A group of outstation students at Srinagar’s National Institute of Technology have asked the government to move them out of the strife-torn Valley with more than 2,600 pupils who left Kashmir after violence broke out in July not returning to campus.
Only 180 of the 2,800 students are present on campus that has been locked down since curfew was clamped across Kashmir following the July 8 killing of top militant Burhan Wani.
Since then, 87 have died and 10,000 injured in widespread clashes across the Valley with tensions rising high. The institute was scheduled to open to July 27 but the date was pushed to October 3.
Students from outside Kashmir say they don’t find the city safe to return and told the administration that their parents aren’t willing to send them back to the institute. The campus was also in the news earlier this year after a scuffle between local and outstation students over a nationalism row involving a cricket match.

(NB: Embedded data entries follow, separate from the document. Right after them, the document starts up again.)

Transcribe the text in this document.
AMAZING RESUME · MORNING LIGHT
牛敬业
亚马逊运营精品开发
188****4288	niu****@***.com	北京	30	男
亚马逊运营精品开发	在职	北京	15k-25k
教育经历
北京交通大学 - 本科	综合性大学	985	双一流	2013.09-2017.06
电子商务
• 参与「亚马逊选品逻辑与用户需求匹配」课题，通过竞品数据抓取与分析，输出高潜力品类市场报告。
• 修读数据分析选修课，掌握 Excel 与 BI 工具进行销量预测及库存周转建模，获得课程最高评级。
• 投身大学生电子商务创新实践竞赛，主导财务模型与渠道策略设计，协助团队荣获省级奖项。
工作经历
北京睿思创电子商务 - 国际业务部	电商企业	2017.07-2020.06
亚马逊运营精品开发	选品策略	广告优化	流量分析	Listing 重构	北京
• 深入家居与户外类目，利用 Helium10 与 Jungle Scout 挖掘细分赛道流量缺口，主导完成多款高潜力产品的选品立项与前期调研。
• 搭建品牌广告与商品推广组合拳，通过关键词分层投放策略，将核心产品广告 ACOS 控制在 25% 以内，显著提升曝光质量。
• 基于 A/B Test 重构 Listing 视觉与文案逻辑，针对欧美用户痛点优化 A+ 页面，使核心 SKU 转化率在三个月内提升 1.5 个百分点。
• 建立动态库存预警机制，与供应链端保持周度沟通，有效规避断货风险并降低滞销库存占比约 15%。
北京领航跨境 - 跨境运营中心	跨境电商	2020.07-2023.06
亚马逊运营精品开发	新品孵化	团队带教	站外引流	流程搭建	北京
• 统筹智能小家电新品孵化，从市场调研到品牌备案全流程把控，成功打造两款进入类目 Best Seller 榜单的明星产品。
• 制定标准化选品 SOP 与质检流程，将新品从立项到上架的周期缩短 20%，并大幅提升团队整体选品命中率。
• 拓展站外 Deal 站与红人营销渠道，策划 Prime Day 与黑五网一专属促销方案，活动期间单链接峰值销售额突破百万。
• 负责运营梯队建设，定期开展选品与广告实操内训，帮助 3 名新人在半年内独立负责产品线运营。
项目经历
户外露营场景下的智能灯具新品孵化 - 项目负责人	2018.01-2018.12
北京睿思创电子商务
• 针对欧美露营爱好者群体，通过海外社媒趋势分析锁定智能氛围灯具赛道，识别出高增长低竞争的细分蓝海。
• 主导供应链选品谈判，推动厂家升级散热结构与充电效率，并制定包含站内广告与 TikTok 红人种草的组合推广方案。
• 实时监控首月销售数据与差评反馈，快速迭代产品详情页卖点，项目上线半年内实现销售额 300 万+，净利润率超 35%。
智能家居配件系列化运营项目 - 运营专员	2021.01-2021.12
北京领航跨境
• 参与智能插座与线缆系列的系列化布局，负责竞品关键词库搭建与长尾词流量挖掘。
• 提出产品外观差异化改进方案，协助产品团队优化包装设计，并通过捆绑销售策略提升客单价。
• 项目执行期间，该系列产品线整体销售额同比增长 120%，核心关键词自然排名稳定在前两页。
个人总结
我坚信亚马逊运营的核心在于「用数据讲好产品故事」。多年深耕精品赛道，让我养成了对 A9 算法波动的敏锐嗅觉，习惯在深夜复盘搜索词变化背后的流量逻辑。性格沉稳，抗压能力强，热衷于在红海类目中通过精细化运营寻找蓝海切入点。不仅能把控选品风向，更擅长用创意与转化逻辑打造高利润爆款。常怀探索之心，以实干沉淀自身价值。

The pupils say they have already lost two semesters and anymore time lost will jeopardize their careers. They have written to the Union human resource development ministry, requesting that either they be put in another campus outside Kashmir or the NIT be shifted out of Srinagar.
The HRD ministry and the institute are now looking at ways to reach out to the parents of these students to persuade them to send their children to join classes. The matter will be taken up at the meeting of the board of governors (BoG) of the NIT on October 4, which will also be attended by HRD officials.
“Students are not supposed to come back now because the last date registration for the new semester has been extended to October 3. Moreover, there is a meeting of the board of governors on October 4 and all further decision will be taken in it,” said FA Mir, registrar at NIT Srinagar.
Final year students’ are the worst hit as few classes have taken place this year. “Till now, we would have taken two minor exams before the final in November. But the institute is not functional, so we are at a complete loss,” said a final year student who requested anonymity.
They say even placements are badly hit as companies have refused to come to Srinagar. ”Even though they are facilitating it (by holding it in other campuses), it is not up to the mark,” said the student.
The institute plans to hold extra classes and do away with the winter break to finish courseworkbut students are not impressed. “We are not willing to have classes in the winter as it is very cold and basic facilities are not there,” said a student.
The institute has not been functional since curfew was imposed in the Valley. Sources said the institute and the ministry will have a tough time persuading students to join the institute.
“The date of registration (Oct 3) might get extended further in view of the situation after the BoG meeting on 4th. The 120-odd students returned earlier because of the previous date of registration. Others have not come because they are not required to,” said MA Ahanger, dean of academic affairs.
Sources said the institute is planning to hold interactions with the parents. The HRD ministry said it will ensure the institute reopens on October 3 as the curfew has been lifted.
“A number of them are concerned about their safety in the state and we have already uploaded the entire syllabus on the website so that students are able to study on their own. We will interact with the parents to assure them of safety,” said an official.